Mycobacterium avium subsp. paratuberculosis viability determination using F57 quantitative PCR in combination with propidium monoazide treatment

• Published in: International journal of food microbiology Vol. 141; pp. S80 - S86
• Main Authors: Kralik, P., Nocker, A., Pavlik, I.
• Format: Journal Article
• Language: English
• Published: Netherlands Elsevier B.V 31.07.2010; [Amsterdam; New York, NY]: Elsevier Science
• Subjects: Azides; Bacterial Load; Cell Membrane; chemical treatment; Crohn's disease; disease diagnosis; DNA, Bacterial - isolation & purification; dyes; Egg Yolk - microbiology; equipment performance; F57 quantitative PCR; Food Microbiology; Food Safety - methods; Johne's disease; Microbial Viability; Mycobacterium avium; Mycobacterium avium subsp. paratuberculosis; Mycobacterium avium subsp. paratuberculosis - genetics; Mycobacterium avium subsp. paratuberculosis - isolation & purification; Paratuberculosis; plate count; PMA; polymerase chain reaction; Polymerase Chain Reaction - methods; Propidium - analogs & derivatives; propidium monoazide; quantitative analysis; rapid methods; viability; Crohn's disease; PMA; Paratuberculosis; MAP; Johne's disease
• ISSN: 0168-1605; 1879-3460
• DOI: 10.1016/j.ijfoodmicro.2010.03.018

Mycobacterium avium subsp. paratuberculosis ( MAP) is known to be a very slow-growing organism.
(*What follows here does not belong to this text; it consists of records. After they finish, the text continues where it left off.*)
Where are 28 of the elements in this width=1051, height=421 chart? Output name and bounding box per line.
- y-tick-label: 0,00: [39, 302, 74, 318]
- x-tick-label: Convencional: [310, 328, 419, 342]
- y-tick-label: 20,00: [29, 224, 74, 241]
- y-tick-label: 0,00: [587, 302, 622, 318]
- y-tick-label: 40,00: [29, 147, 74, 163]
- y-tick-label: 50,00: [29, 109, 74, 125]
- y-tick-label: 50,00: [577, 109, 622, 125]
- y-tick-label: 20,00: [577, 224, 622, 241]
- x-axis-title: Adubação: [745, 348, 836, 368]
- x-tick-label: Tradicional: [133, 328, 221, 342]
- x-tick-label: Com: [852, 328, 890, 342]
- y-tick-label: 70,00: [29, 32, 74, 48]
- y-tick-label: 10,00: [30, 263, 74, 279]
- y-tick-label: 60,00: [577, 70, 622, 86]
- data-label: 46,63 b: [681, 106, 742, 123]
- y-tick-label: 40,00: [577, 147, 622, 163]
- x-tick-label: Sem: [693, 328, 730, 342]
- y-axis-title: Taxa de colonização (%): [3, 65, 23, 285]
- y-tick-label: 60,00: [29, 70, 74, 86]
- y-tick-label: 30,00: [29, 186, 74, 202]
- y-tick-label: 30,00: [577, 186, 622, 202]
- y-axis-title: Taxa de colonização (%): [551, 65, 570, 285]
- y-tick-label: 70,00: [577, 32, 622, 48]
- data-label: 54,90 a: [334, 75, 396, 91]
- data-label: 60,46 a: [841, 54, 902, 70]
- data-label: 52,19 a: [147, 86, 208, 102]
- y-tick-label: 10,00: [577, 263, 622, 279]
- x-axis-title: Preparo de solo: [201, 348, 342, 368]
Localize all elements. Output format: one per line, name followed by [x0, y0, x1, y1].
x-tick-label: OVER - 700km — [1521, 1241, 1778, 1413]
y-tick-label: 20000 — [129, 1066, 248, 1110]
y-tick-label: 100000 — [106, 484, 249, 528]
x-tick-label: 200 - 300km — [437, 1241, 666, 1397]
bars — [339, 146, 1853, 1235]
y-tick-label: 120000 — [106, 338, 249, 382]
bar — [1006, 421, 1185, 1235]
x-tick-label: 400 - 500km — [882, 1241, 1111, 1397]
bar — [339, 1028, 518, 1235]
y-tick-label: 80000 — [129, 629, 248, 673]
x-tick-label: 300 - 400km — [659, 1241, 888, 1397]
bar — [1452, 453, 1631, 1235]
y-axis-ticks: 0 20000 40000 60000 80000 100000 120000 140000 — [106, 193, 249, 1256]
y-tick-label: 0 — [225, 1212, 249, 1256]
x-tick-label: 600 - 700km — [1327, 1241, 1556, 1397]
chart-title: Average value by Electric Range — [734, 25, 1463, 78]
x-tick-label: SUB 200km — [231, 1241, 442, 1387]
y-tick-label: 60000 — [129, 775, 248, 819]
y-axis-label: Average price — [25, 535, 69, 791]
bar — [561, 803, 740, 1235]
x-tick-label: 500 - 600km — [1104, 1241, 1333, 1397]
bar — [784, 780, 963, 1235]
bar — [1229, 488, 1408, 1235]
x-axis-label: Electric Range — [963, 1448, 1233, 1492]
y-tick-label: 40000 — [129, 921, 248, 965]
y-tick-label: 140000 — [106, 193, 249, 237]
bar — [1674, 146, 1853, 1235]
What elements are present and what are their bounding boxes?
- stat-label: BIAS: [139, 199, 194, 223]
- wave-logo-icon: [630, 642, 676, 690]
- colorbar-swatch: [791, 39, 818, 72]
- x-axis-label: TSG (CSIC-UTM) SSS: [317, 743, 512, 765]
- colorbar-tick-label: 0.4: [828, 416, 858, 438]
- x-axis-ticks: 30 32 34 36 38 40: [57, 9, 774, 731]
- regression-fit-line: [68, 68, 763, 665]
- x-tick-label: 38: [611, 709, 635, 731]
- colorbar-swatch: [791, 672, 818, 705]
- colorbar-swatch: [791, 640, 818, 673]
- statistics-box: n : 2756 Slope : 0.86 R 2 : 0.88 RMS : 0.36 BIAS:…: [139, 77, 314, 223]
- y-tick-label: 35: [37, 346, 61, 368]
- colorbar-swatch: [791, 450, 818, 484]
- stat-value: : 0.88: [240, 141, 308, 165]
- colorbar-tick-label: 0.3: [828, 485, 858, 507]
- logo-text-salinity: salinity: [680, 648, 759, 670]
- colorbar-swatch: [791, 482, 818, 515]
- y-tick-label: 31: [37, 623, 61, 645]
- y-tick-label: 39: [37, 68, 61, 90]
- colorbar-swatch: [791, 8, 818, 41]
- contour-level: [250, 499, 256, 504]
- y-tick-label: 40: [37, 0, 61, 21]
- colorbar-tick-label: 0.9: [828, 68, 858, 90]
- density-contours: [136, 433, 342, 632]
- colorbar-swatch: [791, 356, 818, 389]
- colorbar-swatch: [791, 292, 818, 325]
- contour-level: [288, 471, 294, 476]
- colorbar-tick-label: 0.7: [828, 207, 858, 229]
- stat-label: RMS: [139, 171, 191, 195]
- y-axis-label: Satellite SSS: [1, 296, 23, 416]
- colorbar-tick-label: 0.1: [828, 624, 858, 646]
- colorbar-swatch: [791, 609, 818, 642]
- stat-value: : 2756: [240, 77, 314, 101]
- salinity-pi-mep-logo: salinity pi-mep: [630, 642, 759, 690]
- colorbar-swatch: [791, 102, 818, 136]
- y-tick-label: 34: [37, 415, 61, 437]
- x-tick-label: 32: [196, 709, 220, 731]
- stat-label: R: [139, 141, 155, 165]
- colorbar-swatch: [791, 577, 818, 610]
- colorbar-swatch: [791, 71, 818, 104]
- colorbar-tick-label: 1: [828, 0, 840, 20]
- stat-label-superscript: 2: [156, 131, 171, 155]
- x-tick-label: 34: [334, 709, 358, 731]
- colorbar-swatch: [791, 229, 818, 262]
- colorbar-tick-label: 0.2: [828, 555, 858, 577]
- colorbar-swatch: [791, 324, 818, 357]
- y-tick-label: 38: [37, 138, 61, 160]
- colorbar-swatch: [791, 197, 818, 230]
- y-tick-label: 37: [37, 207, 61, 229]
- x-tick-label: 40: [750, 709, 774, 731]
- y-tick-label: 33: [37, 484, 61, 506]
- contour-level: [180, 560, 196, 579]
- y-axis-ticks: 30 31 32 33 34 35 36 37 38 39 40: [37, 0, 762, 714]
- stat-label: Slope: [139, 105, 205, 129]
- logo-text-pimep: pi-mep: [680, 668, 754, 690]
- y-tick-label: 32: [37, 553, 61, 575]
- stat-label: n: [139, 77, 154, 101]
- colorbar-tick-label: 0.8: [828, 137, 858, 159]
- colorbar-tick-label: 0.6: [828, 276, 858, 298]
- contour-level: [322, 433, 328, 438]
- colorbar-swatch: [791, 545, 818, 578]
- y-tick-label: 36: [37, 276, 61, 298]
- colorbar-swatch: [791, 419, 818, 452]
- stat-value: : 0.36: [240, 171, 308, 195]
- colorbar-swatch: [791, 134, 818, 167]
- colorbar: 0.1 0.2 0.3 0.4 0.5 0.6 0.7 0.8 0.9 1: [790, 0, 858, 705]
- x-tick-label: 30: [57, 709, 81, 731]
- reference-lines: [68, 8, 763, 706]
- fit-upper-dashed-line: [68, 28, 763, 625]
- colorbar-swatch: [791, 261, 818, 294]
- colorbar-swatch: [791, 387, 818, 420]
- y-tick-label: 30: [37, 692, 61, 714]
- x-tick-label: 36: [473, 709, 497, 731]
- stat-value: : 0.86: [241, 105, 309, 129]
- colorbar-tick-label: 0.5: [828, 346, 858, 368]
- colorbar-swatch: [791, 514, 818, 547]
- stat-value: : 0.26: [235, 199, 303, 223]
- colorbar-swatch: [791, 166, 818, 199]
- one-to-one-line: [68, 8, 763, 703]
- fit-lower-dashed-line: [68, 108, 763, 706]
The fact that cells typically need several weeks to form visible colonies severely compromises the suitability of plate counting for assessment of viable cell counts. This problem might be overcome by the application of fast molecular methods containing a viability component. We have evaluated a promising technology combining sample treatment with propidium monoazide (PMA) prior to DNA extraction for selective detection of cells with intact cell membranes with detection of sequence element F57 by quantitative PCR ( F57 qPCR). Element F57 is unique for MAP and is not known to exist in any other bacterial species. Conditions of PMA treatment were optimised for MAP isolate 7082 using live and heat-killed cells and comparing different DNA extraction procedures. The subsequent successful application of the optimised protocol to four other MAP isolates of different origins suggested that the optimised protocol might be broadly applicable to different MAP strains. Furthermore, different equations were compared to use the data resulting from this technology to optimally predict the percentage of live MAP cells in mixtures containing both live and dead cells. The presented protocol holds promise to be used routinely for detecting MAP with intact cell membranes in research applications.